Похоже, победоносный символ указывал на тщетность всего, что пытался сделать Хэкворт. Однако в последнее время сеятель доброго и вечного приучил себя думать, что как ни малы его дела, они все же принесут свои плоды. Прежде чем переехать в Кейвтаун и возглавить церковь Двенадцати апостолов, он два года вовсе ничего не делал. Тогда было неизмеримо хуже. Здесь, по крайней мере, он боролся, а не дрейфовал по ветру. Если уж и ему, и обитателям Пещер суждено провалиться в тартарары, то они провалятся, сражаясь до последнего. Бок о бок.
Его мысли прервал женский голос.
— Знаете, надо было бы позвать сюда парнишку, который сделал это, а заодно и его дружков и попросить их расписать всю эту стену. Пусть изобразят Христа в Гефсиманском саду или Тайную Вечерю. Похоже, это единственный способ покончить с безобразием.
Энтони обернулся. В первый раз за утро его лицо осветилось улыбкой.
— Вы сегодня рано, Глория. Пришли дать мне совет или помочь расставить стулья?
— Я иду к мессе у святого Павла.
Глория Макуэн подошла ближе и остановилась рядом. Это была маленькая женщина неопределенного возраста, смуглая и седовласая. Сегодня на ней был прекрасно сохранившийся зеленый костюм из искусственного шелка по моде сороковых годов и соломенная шляпка с короткой зеленой вуалью. Глория жила в Кейвтауне с незапамятных времен. Она преподавала в местных школах, служила в муниципалитете и заседала в любом комитете, если он того заслуживал. Ее болезненной страстью было желание создать нормальный город из места, которое другие называли просто и смачно — «загон».
— Надо сказать, мальчишки не без таланта. — Она вскинула голову. — Держу пари, тут не обошлось без Габриеля Браво. Его учила рисовать мать. Она была славная женщина. Целыми часами возилась с сыном. А однажды утром взяла и исчезла. Папаша же его — человек конченый.
— Пару раз наши пути с мистером Браво пересекались.
— Ветхий Завет с этой стороны… — Глория указала на противоположную стену. — Новый Завет — с этой. Пожалуй, Габриэль справился бы.
— Когда я в последний раз видел этого новоявленного Рафаэля, тот мочился на ступеньки церкви.
— Он пытался обратить на себя ваше внимание.
— И преуспел в этом. — Энтони сложил руки на груди. — А как же с сегодняшней службой?
— Ваша очередь через неделю. — Женщина поправила висевшую на плече сумку. — Приходится соблюдать расписание.
— А вы не пробовали раздвоиться?
— Вам будет очень недоставать меня сегодня? На какую тему проповедь? Что-нибудь интересное?
— Чудо с хлебами и рыбами.
— Только не напускайтесь на людей, как вы обычно это делаете.
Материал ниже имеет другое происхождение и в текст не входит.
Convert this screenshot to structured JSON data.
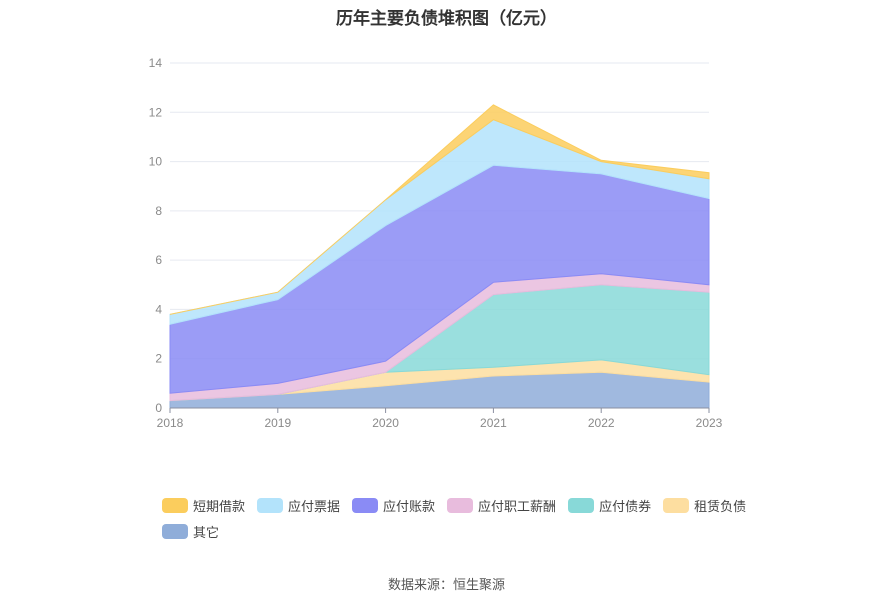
{
  "chart_data": {
    "type": "area",
    "title": "历年主要负债堆积图（亿元）",
    "categories": [
      "2018",
      "2019",
      "2020",
      "2021",
      "2022",
      "2023"
    ],
    "ylim": [
      0,
      14
    ],
    "yticks": [
      "0",
      "2",
      "4",
      "6",
      "8",
      "10",
      "12",
      "14"
    ],
    "grid": true,
    "legend_position": "bottom",
    "series": [
      {
        "name": "其它",
        "color": "#8fadd9",
        "values": [
          0.3,
          0.55,
          0.9,
          1.3,
          1.45,
          1.05
        ]
      },
      {
        "name": "租赁负债",
        "color": "#fddea0",
        "values": [
          0.0,
          0.0,
          0.55,
          0.35,
          0.5,
          0.3
        ]
      },
      {
        "name": "应付债券",
        "color": "#88d9d8",
        "values": [
          0.0,
          0.0,
          0.0,
          2.95,
          3.05,
          3.35
        ]
      },
      {
        "name": "应付职工薪酬",
        "color": "#e8bcdd",
        "values": [
          0.3,
          0.45,
          0.45,
          0.5,
          0.45,
          0.3
        ]
      },
      {
        "name": "应付账款",
        "color": "#8a8bf5",
        "values": [
          2.8,
          3.4,
          5.5,
          4.75,
          4.05,
          3.5
        ]
      },
      {
        "name": "应付票据",
        "color": "#b3e3fb",
        "values": [
          0.4,
          0.3,
          1.05,
          1.85,
          0.5,
          0.8
        ]
      },
      {
        "name": "短期借款",
        "color": "#fbcd5d",
        "values": [
          0.0,
          0.0,
          0.0,
          0.6,
          0.05,
          0.25
        ]
      }
    ],
    "legend_order": [
      "短期借款",
      "应付票据",
      "应付账款",
      "应付职工薪酬",
      "应付债券",
      "租赁负债",
      "其它"
    ]
  },
  "source": "数据来源：恒生聚源"
}
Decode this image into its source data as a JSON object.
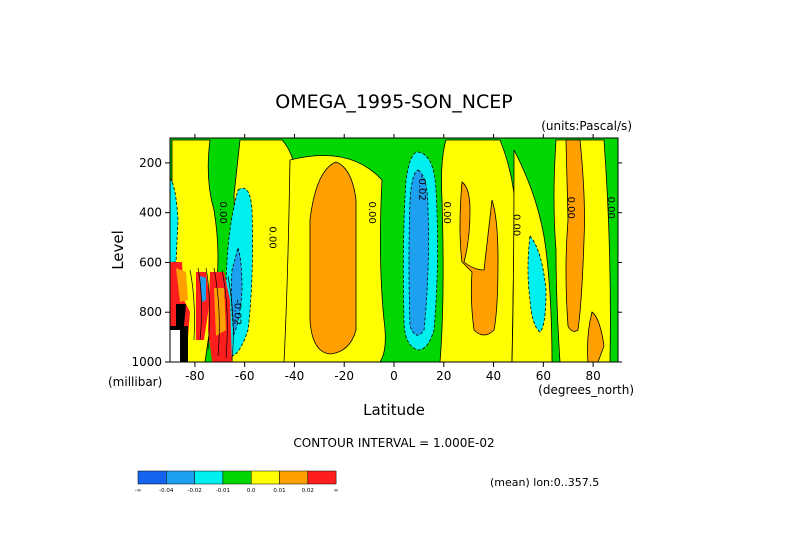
{
  "chart_data": {
    "type": "contour",
    "title": "OMEGA_1995-SON_NCEP",
    "units_label": "(units:Pascal/s)",
    "xlabel": "Latitude",
    "ylabel": "Level",
    "x_units_label": "(degrees_north)",
    "y_units_label": "(millibar)",
    "xlim": [
      -90,
      90
    ],
    "ylim": [
      1000,
      100
    ],
    "y_axis_inverted": true,
    "x_ticks": [
      -80,
      -60,
      -40,
      -20,
      0,
      20,
      40,
      60,
      80
    ],
    "x_tick_labels": [
      "-80",
      "-60",
      "-40",
      "-20",
      "0",
      "20",
      "40",
      "60",
      "80"
    ],
    "y_ticks": [
      200,
      400,
      600,
      800,
      1000
    ],
    "y_tick_labels": [
      "200",
      "400",
      "600",
      "800",
      "1000"
    ],
    "contour_interval_text": "CONTOUR INTERVAL = 1.000E-02",
    "mean_text": "(mean) lon:0..357.5",
    "contour_labels": [
      {
        "text": "0.00",
        "lat": -70,
        "level": 400
      },
      {
        "text": "0.00",
        "lat": -50,
        "level": 500
      },
      {
        "text": "0.00",
        "lat": -10,
        "level": 400
      },
      {
        "text": "-0.02",
        "lat": 10,
        "level": 300
      },
      {
        "text": "0.00",
        "lat": 20,
        "level": 400
      },
      {
        "text": "0.00",
        "lat": 48,
        "level": 450
      },
      {
        "text": "0.00",
        "lat": 70,
        "level": 380
      },
      {
        "text": "0.00",
        "lat": 86,
        "level": 380
      },
      {
        "text": "-0.02",
        "lat": -64,
        "level": 800
      }
    ],
    "colorbar": {
      "colors": [
        "#1464f0",
        "#1ea0f0",
        "#00f0f0",
        "#00d700",
        "#ffff00",
        "#ffa000",
        "#ff1e1e"
      ],
      "labels": [
        "-∞",
        "-0.04",
        "-0.02",
        "-0.01",
        "0.0",
        "0.01",
        "0.02",
        "∞"
      ]
    },
    "regions": [
      {
        "name": "sh-pole-cells",
        "value_class": "positive",
        "lat_range": [
          -90,
          -72
        ],
        "level_range": [
          600,
          1000
        ]
      },
      {
        "name": "sh-descent",
        "value_class": "negative",
        "lat_range": [
          -72,
          -56
        ],
        "level_range": [
          200,
          1000
        ]
      },
      {
        "name": "subtropical-descent-sh",
        "value_class": "positive",
        "lat_range": [
          -42,
          -12
        ],
        "level_range": [
          150,
          1000
        ]
      },
      {
        "name": "itcz-ascent",
        "value_class": "negative",
        "lat_range": [
          2,
          18
        ],
        "level_range": [
          100,
          1000
        ]
      },
      {
        "name": "subtropical-descent-nh",
        "value_class": "positive",
        "lat_range": [
          22,
          48
        ],
        "level_range": [
          200,
          900
        ]
      },
      {
        "name": "nh-midlat-ascent",
        "value_class": "negative",
        "lat_range": [
          50,
          62
        ],
        "level_range": [
          500,
          850
        ]
      },
      {
        "name": "nh-polar-descent",
        "value_class": "positive",
        "lat_range": [
          62,
          90
        ],
        "level_range": [
          100,
          1000
        ]
      }
    ]
  }
}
Они приходят сюда, чтобы слегка вкусить от Божьей благодати. Люди устали от напоминаний, что они должны изменить мир. Большинство сидят здесь, чтобы помолиться о лишнем часе сна или о лишнем куске за завтраком.
— Значит, Господь существует для того, чтобы набивать их желудки?
— У него для этого больше возможностей, чем у нас.
— Я несу им кусочек Господа.
— Если так, не забудьте и себе прихватить. — Она пожала священнику руку и ушла, прежде чем тот сообразил, что ей ответить.
Энтони выглянул в окно, следя за тем, как маленькая фигурка Глории исчезает в осеннем утреннем тумане.
Внезапно из того же тумана вынырнули трое молодых людей. Все трое были одеты в распахнутые на груди длинные темные пальто с разрезом и грязноватого цвета ковбойки, из-под которых выглядывали зеленые футболки армейского образца. Впрочем, между ними была кое-какая разница. Один носил тщательно отутюженные брюки цвета хаки, двое других — джинсы. У одного на голове красовалась нахлобученная на уши черная охотничья каскетка, у другого — бейсбольная кепка, перевернутая козырьком назад, а у третьего не было ничего, за исключением двух заплетенных косичек и по-военному точного пробора.
Энтони достаточно хорошо знал их, чтобы понять: парня в черной каскетке следует опасаться.
Они шли не медленно и не быстро. Скорее, выступали с таким видом, словно были хозяевами этого тротуара, этой улицы и ее окрестностей. Однако если бы они двигались по другой стороне, то их походка была бы совсем другой: крадущейся и вызывающей. Они были членами «Мустангов» с Восточной улицы; другая сторона, где начинался район новостроек Грейфолдские камни, была вотчиной «Стаи».
А то место, на котором стоял Хэкворт, поджидая свою малочисленную паству, коей предстояло попытаться отыскать смысл в собственном существовании, принадлежало Господу, в которого священник больше не верил.